Reader Michael appeared to be on a mission on Saturday and sent quite a few links on trade/shipping related matters. They were remarkably consistent in pointing to simply dreadful conditions and no expectation of near-term improvement. Indeed, further deterioration seems entirely possible.
From Lloyd’s List:
Freight rates in the Asia-Europe trades have crashed to record lows as consumer demand continues to crumble, with the crisis compounded by the first signs of customer insolvencies….
A 20 ft container could now be shipped from Hong Kong to Hamburg for as little as $350, excluding surcharges, compared with around $1,400 per teu last summer.
“In all my years in the business, I do not ever remember such difficult trade conditions,” said the trade director of a big Asian line….
“Has it been as bad as this before? No, not in my 20 years,” the trade manager at another global carrier concurred.
Yves here. By definition, that includes the Asian crisis of 1997-1998. Back to the piece:
To make matters worse, lines are coming under pressure to quote all-in prices rather that split ocean rates from currency, bunker and terminal handling surcharges. As rates slide, so they are also starting to incorporate the additional charges that were being levied separately….
Adding to the extreme trading conditions are demands on lines from shippers for extended credit as the banking meltdown hits global commerce.
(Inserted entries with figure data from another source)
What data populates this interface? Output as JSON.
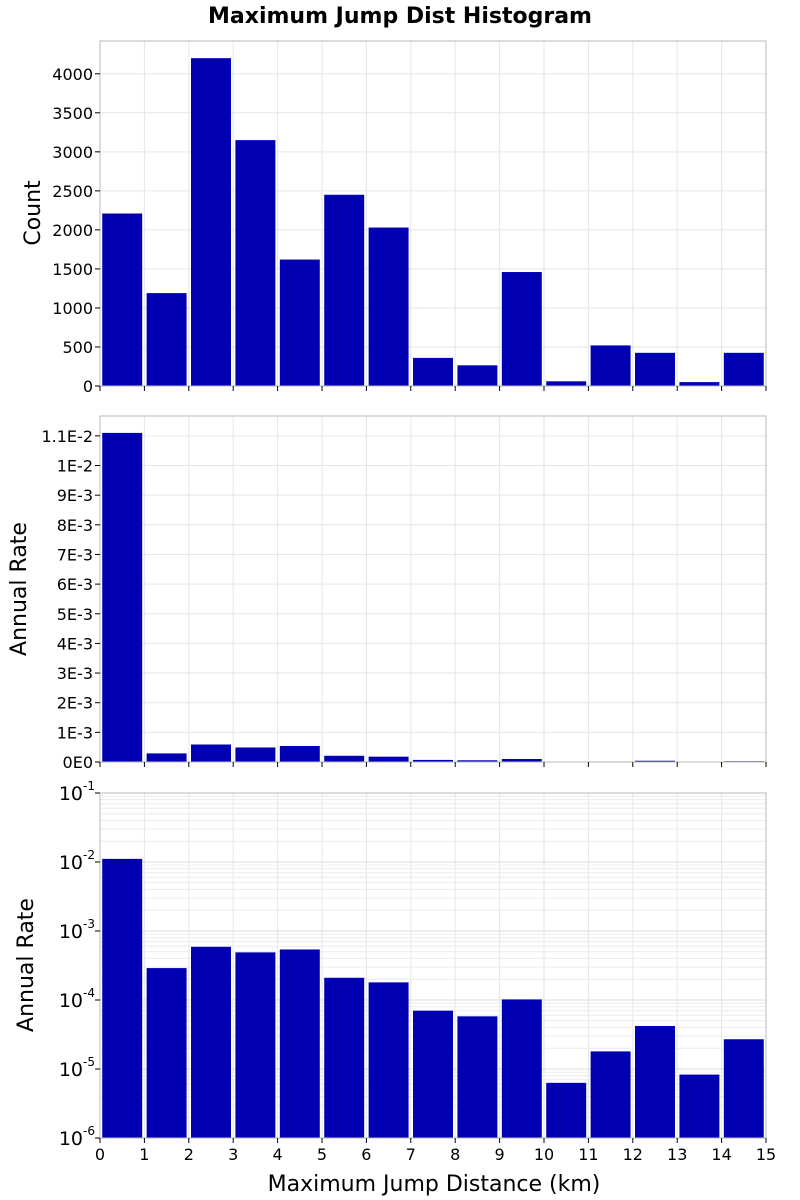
{
  "chart_data": {
    "type": "bar",
    "title": "Maximum Jump Dist Histogram",
    "xlabel": "Maximum Jump Distance (km)",
    "x_ticks": [
      "0",
      "1",
      "2",
      "3",
      "4",
      "5",
      "6",
      "7",
      "8",
      "9",
      "10",
      "11",
      "12",
      "13",
      "14",
      "15"
    ],
    "xlim": [
      0,
      15
    ],
    "bins": [
      0.5,
      1.5,
      2.5,
      3.5,
      4.5,
      5.5,
      6.5,
      7.5,
      8.5,
      9.5,
      10.5,
      11.5,
      12.5,
      13.5,
      14.5
    ],
    "bar_color": "#0000b2",
    "grid": true,
    "panels": [
      {
        "ylabel": "Count",
        "scale": "linear",
        "ylim": [
          0,
          4420
        ],
        "y_ticks": [
          "0",
          "500",
          "1000",
          "1500",
          "2000",
          "2500",
          "3000",
          "3500",
          "4000"
        ],
        "y_tick_values": [
          0,
          500,
          1000,
          1500,
          2000,
          2500,
          3000,
          3500,
          4000
        ],
        "values": [
          2210,
          1190,
          4200,
          3150,
          1620,
          2450,
          2030,
          360,
          265,
          1460,
          60,
          520,
          425,
          50,
          425
        ]
      },
      {
        "ylabel": "Annual Rate",
        "scale": "linear",
        "ylim": [
          0,
          0.01167
        ],
        "y_ticks": [
          "0E0",
          "1E-3",
          "2E-3",
          "3E-3",
          "4E-3",
          "5E-3",
          "6E-3",
          "7E-3",
          "8E-3",
          "9E-3",
          "1E-2",
          "1.1E-2"
        ],
        "y_tick_values": [
          0,
          0.001,
          0.002,
          0.003,
          0.004,
          0.005,
          0.006,
          0.007,
          0.008,
          0.009,
          0.01,
          0.011
        ],
        "values": [
          0.0111,
          0.00029,
          0.00059,
          0.00049,
          0.00054,
          0.00021,
          0.00018,
          7e-05,
          5.8e-05,
          0.000102,
          6.3e-06,
          1.8e-05,
          4.2e-05,
          8.3e-06,
          2.7e-05
        ]
      },
      {
        "ylabel": "Annual Rate",
        "scale": "log",
        "ylim": [
          1e-06,
          0.1
        ],
        "y_ticks": [
          {
            "base": "10",
            "exp": "-6",
            "value": 1e-06
          },
          {
            "base": "10",
            "exp": "-5",
            "value": 1e-05
          },
          {
            "base": "10",
            "exp": "-4",
            "value": 0.0001
          },
          {
            "base": "10",
            "exp": "-3",
            "value": 0.001
          },
          {
            "base": "10",
            "exp": "-2",
            "value": 0.01
          },
          {
            "base": "10",
            "exp": "-1",
            "value": 0.1
          }
        ],
        "values": [
          0.0111,
          0.00029,
          0.00059,
          0.00049,
          0.00054,
          0.00021,
          0.00018,
          7e-05,
          5.8e-05,
          0.000102,
          6.3e-06,
          1.8e-05,
          4.2e-05,
          8.3e-06,
          2.7e-05
        ]
      }
    ]
  }
}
Late payments are on the increase, and anecdotal reports suggest that non-vessel owning carriers are beginning to be hit by bad debts and bankruptcies among their smaller customers. The fear is that this situation will snowball, with lines now keeping their cashflow under intense scrutiny….
The sense of alarm was apparent at last week’s Box Club meeting when the heads of the world’s biggest container lines held a series of top level meetings, with rumours rife in the Geneva corridors that some newbuilding orders will be cancelled because of the liquidity squeeze.
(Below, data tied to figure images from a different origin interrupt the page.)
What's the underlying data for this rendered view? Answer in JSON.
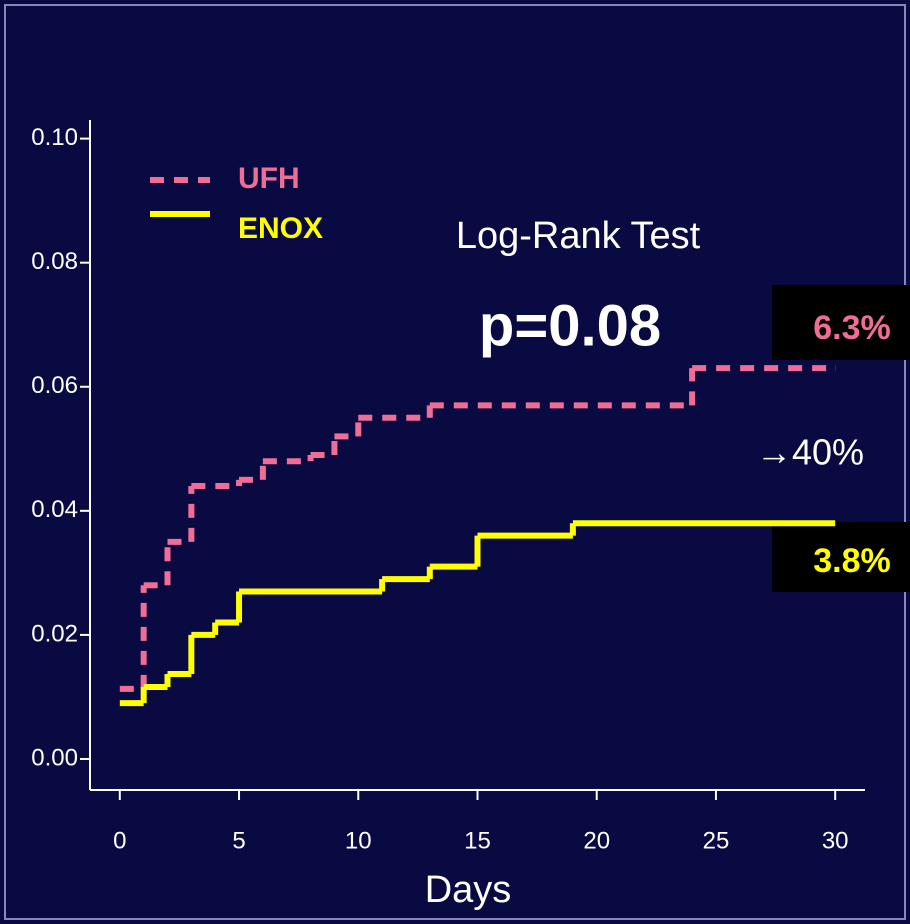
{
  "chart_data": {
    "type": "step",
    "xlabel": "Days",
    "xlim": [
      -1.25,
      31.25
    ],
    "xticks": [
      0,
      5,
      10,
      15,
      20,
      25,
      30
    ],
    "ylim": [
      -0.005,
      0.103
    ],
    "yticks": [
      {
        "value": 0,
        "label": "0.00"
      },
      {
        "value": 0.02,
        "label": "0.02"
      },
      {
        "value": 0.04,
        "label": "0.04"
      },
      {
        "value": 0.06,
        "label": "0.06"
      },
      {
        "value": 0.08,
        "label": "0.08"
      },
      {
        "value": 0.1,
        "label": "0.10"
      }
    ],
    "series": [
      {
        "name": "UFH",
        "color": "#f06e96",
        "dash": true,
        "x": [
          0,
          1,
          2,
          3,
          5,
          6,
          8,
          9,
          10,
          13,
          24,
          30
        ],
        "values": [
          0.0113,
          0.028,
          0.035,
          0.044,
          0.045,
          0.048,
          0.049,
          0.052,
          0.055,
          0.057,
          0.063,
          0.063
        ]
      },
      {
        "name": "ENOX",
        "color": "#ffff00",
        "dash": false,
        "x": [
          0,
          1,
          2,
          3,
          4,
          5,
          11,
          13,
          15,
          19,
          30
        ],
        "values": [
          0.009,
          0.0116,
          0.0137,
          0.02,
          0.022,
          0.027,
          0.029,
          0.031,
          0.036,
          0.038,
          0.038
        ]
      }
    ],
    "annotations": [
      "Log-Rank Test",
      "p=0.08",
      "6.3%",
      "3.8%",
      "→40%"
    ]
  }
}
That does not seem to have happened yet, but ordering activity has come to a virtual standstill as banks demand that owners contribute up to 30% of newbuilding costs from their own pockets.
From a separate Lloyd’s List article:
Dry bulk owners could find themselves in breach of their loan conditions and some may face bankruptcy after a record drop in secondhand values.
The issue of falling asset values that are linked to loans is now a big problem according to brokers.
“As long as secondhand vessel prices continue to fall, which seems likely in the short-term, and equity prices fall or at the very least remain at current levels, our industry has a serious problem,” Imarex frieght options broker Jeffrey Landsberg told Lloyd’s List.
“As the weeks and months progress, I expect more companies will have problems paying back their loans.”
In the last 12 days there has been on average one bankruptcy every three days, which is “just the start”, according to Tufton Oceanic research director Andreas Vergottis.